KUALA LUMPUR: Malaysian palm oil futures jumped to a record high above 4,800 ringgit a tonne on Wednesday, lifted by a rally in crude oil prices and anticipation of a drawdown in September inventories.
The benchmark palm oil contract for December delivery on the Bursa Malaysia Derivatives Exchange climbed 124 ringgit, or 2.62%, to 4,862 ringgit ($1,163.16) a tonne in early trade, rising for a third consecutive session.
Fundamentals
US oil prices rose for a fifth straight session to their highest since 2014 amid global concerns about energy supply on signs of tightness in crude, natural gas and coal markets.

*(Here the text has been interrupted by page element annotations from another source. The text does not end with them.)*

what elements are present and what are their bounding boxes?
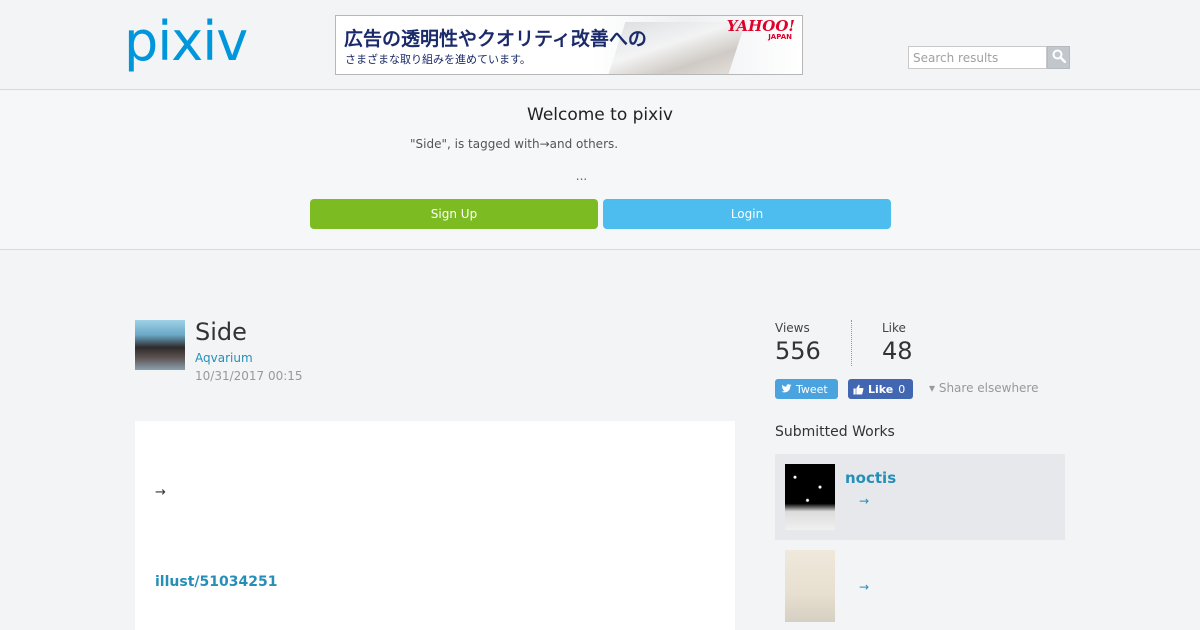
welcome-title: Welcome to pixiv <box>527 105 673 125</box>
thumbs-up-icon <box>853 384 864 395</box>
submitted-works-heading: Submitted Works <box>775 424 895 440</box>
search-form <box>908 46 1070 69</box>
signup-button[interactable]: Sign Up <box>310 199 598 229</box>
fb-like-count: 0 <box>898 382 906 396</box>
views-label: Views <box>775 321 810 335</box>
submitted-work-caption: → <box>859 494 870 508</box>
welcome-panel: Welcome to pixiv "Side", is tagged with→… <box>0 91 1200 250</box>
submitted-work-item[interactable]: → <box>775 540 1065 626</box>
welcome-description: "Side", is tagged with→and others. <box>410 137 619 151</box>
ad-headline: 広告の透明性やクオリティ改善への <box>344 28 647 50</box>
share-elsewhere-toggle[interactable]: ▾ Share elsewhere <box>929 381 1039 395</box>
views-count: 556 <box>775 337 821 365</box>
fb-like-label: Like <box>868 382 894 396</box>
ad-subline: さまざまな取り組みを進めています。 <box>345 53 531 66</box>
ad-brand-logo: YAHOO! <box>726 17 795 35</box>
submitted-work-item[interactable]: noctis → <box>775 454 1065 540</box>
search-icon <box>1052 48 1066 67</box>
work-title: Side <box>195 318 247 346</box>
twitter-bird-icon <box>781 384 792 394</box>
author-link[interactable]: Aqvarium <box>195 351 253 365</box>
work-description-card: → illust/51034251 <box>135 421 735 630</box>
ad-brand-sub: JAPAN <box>768 33 792 41</box>
login-button[interactable]: Login <box>603 199 891 229</box>
tweet-label: Tweet <box>796 382 828 396</box>
submitted-work-caption: → <box>859 580 870 594</box>
welcome-ellipsis: ... <box>575 169 588 183</box>
stats-divider <box>851 320 852 366</box>
submitted-work-title[interactable]: noctis <box>845 469 896 487</box>
facebook-like-button[interactable]: Like 0 <box>848 379 913 399</box>
search-button[interactable] <box>1047 46 1070 69</box>
like-label: Like <box>882 321 906 335</box>
site-header: pixiv 広告の透明性やクオリティ改善への さまざまな取り組みを進めています。… <box>0 0 1200 90</box>
illust-link[interactable]: illust/51034251 <box>155 574 277 590</box>
work-date: 10/31/2017 00:15 <box>195 369 303 383</box>
like-count: 48 <box>882 337 913 365</box>
work-thumbnail[interactable] <box>785 550 835 622</box>
ad-banner[interactable]: 広告の透明性やクオリティ改善への さまざまな取り組みを進めています。 YAHOO… <box>335 15 803 75</box>
tweet-button[interactable]: Tweet <box>775 379 838 399</box>
author-avatar[interactable] <box>135 320 185 370</box>
pixiv-logo[interactable]: pixiv <box>124 12 248 72</box>
work-thumbnail[interactable] <box>785 464 835 530</box>
search-input[interactable] <box>908 46 1047 69</box>
description-arrow: → <box>155 485 166 500</box>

Stronger crude oil futures make palm a more attractive option for biodiesel feedstock.
Malaysia's palm oil stocks at the end of September likely fell by 2.5% month-on-month to 1.83 million tonnes due to higher export volume, CGS-CIMB Research said in a note on Tuesday. The forecast was in line with a Reuters' poll estimating a 0.36% decline.
Soyoil prices on the Chicago Board of Trade were almost unchanged, after jumping nearly 4% in the previous session. The Dalian exchange is closed until Thursday for a public holiday.
- Palm oil is affected by price movements in related oils as they compete for a share in the global vegetable oils market.